The issuance of preferred stock could adversely affect the voting power of holders of common stock and
reduce the likelihood that common stockholders will receive dividend payments and payments upon liquidation. The issuance could have the effect of decreasing the market price of the common stock. The issuance of preferred stock also could have the
effect of delaying, deterring or preventing a change in control of us.
Registration Rights
We are party to an amended and restated investors rights agreement that provides that holders of our common stock, including certain holders of 5% of our
capital stock and entities affiliated with certain of our directors, have certain registration rights, as set forth below. The registration of shares of our common stock pursuant to the exercise of registration rights described below would enable
the holders to sell these shares without restriction under the Securities Act when the applicable registration statement is declared effective. We will pay the registration expenses, other than the underwriting discount, of the shares registered
pursuant to the demand, piggyback and Form
S-3
registrations described below.
Generally, in an underwritten
offering, the managing underwriter, if any, has the right, subject to specified conditions, to limit the number of shares such holders may include. The demand, piggyback and Form
S-3
registration rights
described below will expire upon the earlier of April 20, 2020, which is five years following the completion of our initial public offering, or when all investors, considered with their affiliates, can sell all of their shares in a
90-day
period under Rule 144.
Demand Registration Rights
Upon the written request of certain of the holders of the registrable securities then outstanding that we file a registration statement under the Securities
Act covering the registration of registrable securities having an aggregate offering price to the public of not less than $5.0 million, we will be required to use our best efforts to register all or a portion of their registrable securities
that holders may request to be registered. We are not required to effect such registrations on more than two occasions.
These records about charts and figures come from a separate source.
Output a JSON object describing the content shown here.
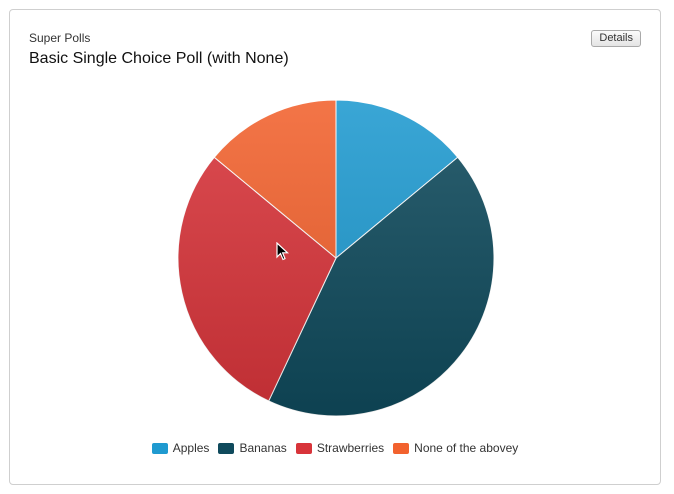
{
  "header": {
    "app_name": "Super Polls",
    "poll_title": "Basic Single Choice Poll (with None)",
    "details_label": "Details"
  },
  "chart_data": {
    "type": "pie",
    "title": "",
    "categories": [
      "Apples",
      "Bananas",
      "Strawberries",
      "None of the abovey"
    ],
    "values": [
      14,
      43,
      29,
      14
    ],
    "colors": [
      "#1f9ad0",
      "#0f4a5c",
      "#d8343a",
      "#f2622e"
    ],
    "start": "top",
    "direction": "clockwise",
    "legend": "bottom-center"
  }
}
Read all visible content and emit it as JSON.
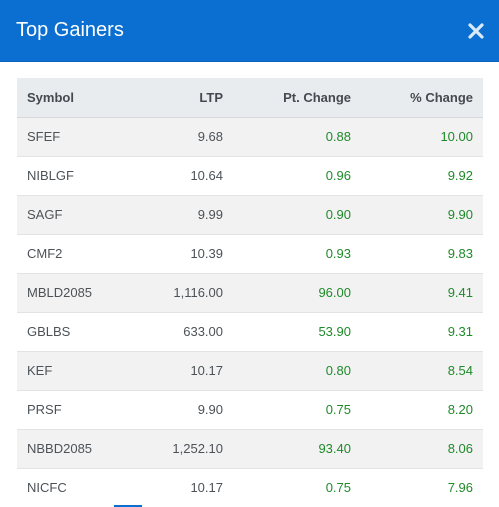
{
  "modal": {
    "title": "Top Gainers",
    "close_icon": "close-icon",
    "colors": {
      "header_bg": "#0a6fd1",
      "positive": "#1f8a2a"
    }
  },
  "table": {
    "columns": [
      "Symbol",
      "LTP",
      "Pt. Change",
      "% Change"
    ],
    "rows": [
      {
        "symbol": "SFEF",
        "ltp": "9.68",
        "pt_change": "0.88",
        "pct_change": "10.00"
      },
      {
        "symbol": "NIBLGF",
        "ltp": "10.64",
        "pt_change": "0.96",
        "pct_change": "9.92"
      },
      {
        "symbol": "SAGF",
        "ltp": "9.99",
        "pt_change": "0.90",
        "pct_change": "9.90"
      },
      {
        "symbol": "CMF2",
        "ltp": "10.39",
        "pt_change": "0.93",
        "pct_change": "9.83"
      },
      {
        "symbol": "MBLD2085",
        "ltp": "1,116.00",
        "pt_change": "96.00",
        "pct_change": "9.41"
      },
      {
        "symbol": "GBLBS",
        "ltp": "633.00",
        "pt_change": "53.90",
        "pct_change": "9.31"
      },
      {
        "symbol": "KEF",
        "ltp": "10.17",
        "pt_change": "0.80",
        "pct_change": "8.54"
      },
      {
        "symbol": "PRSF",
        "ltp": "9.90",
        "pt_change": "0.75",
        "pct_change": "8.20"
      },
      {
        "symbol": "NBBD2085",
        "ltp": "1,252.10",
        "pt_change": "93.40",
        "pct_change": "8.06"
      },
      {
        "symbol": "NICFC",
        "ltp": "10.17",
        "pt_change": "0.75",
        "pct_change": "7.96"
      }
    ]
  }
}
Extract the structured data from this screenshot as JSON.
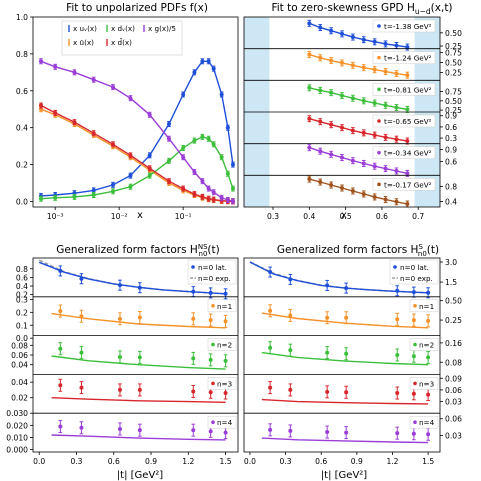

Piggyback Registration Rights
In the event that we propose to register any of our securities under the Securities Act in a future offering, either for our own account or for the
account of other security holders, the holders of registrable securities will be entitled to certain piggyback registration rights allowing them to include their shares in such registration, subject to certain marketing and other
limitations. As a result, whenever we propose to file a registration statement under the Securities Act, including a registration statement on Form
S-3
as discussed below, other than with respect to a demand
registration or a registration statement on Forms
S-4
or
S-8
or related to stock issued upon conversion of debt securities, the holders of these shares are entitled to
notice of the registration and have the right, subject to limitations that the underwriters may impose on the number of shares included in the registration, to include their shares in the registration.
In connection with the filing of the registration statement of which this prospectus forms a part, certain holders of shares of common stock were entitled to,
and the necessary percentage of holders waived, their rights to notice of such filing and to include their shares of registrable securities in the registration statement of which this prospectus forms a part.
Form
S-3
Registration Rights
The holders of registrable securities are entitled to certain Form
S-3
registration rights. Such request for
registration on Form
S-3
must cover securities the aggregate offering price of which, before payment of the underwriting discount, equals or exceeds $1.5 million.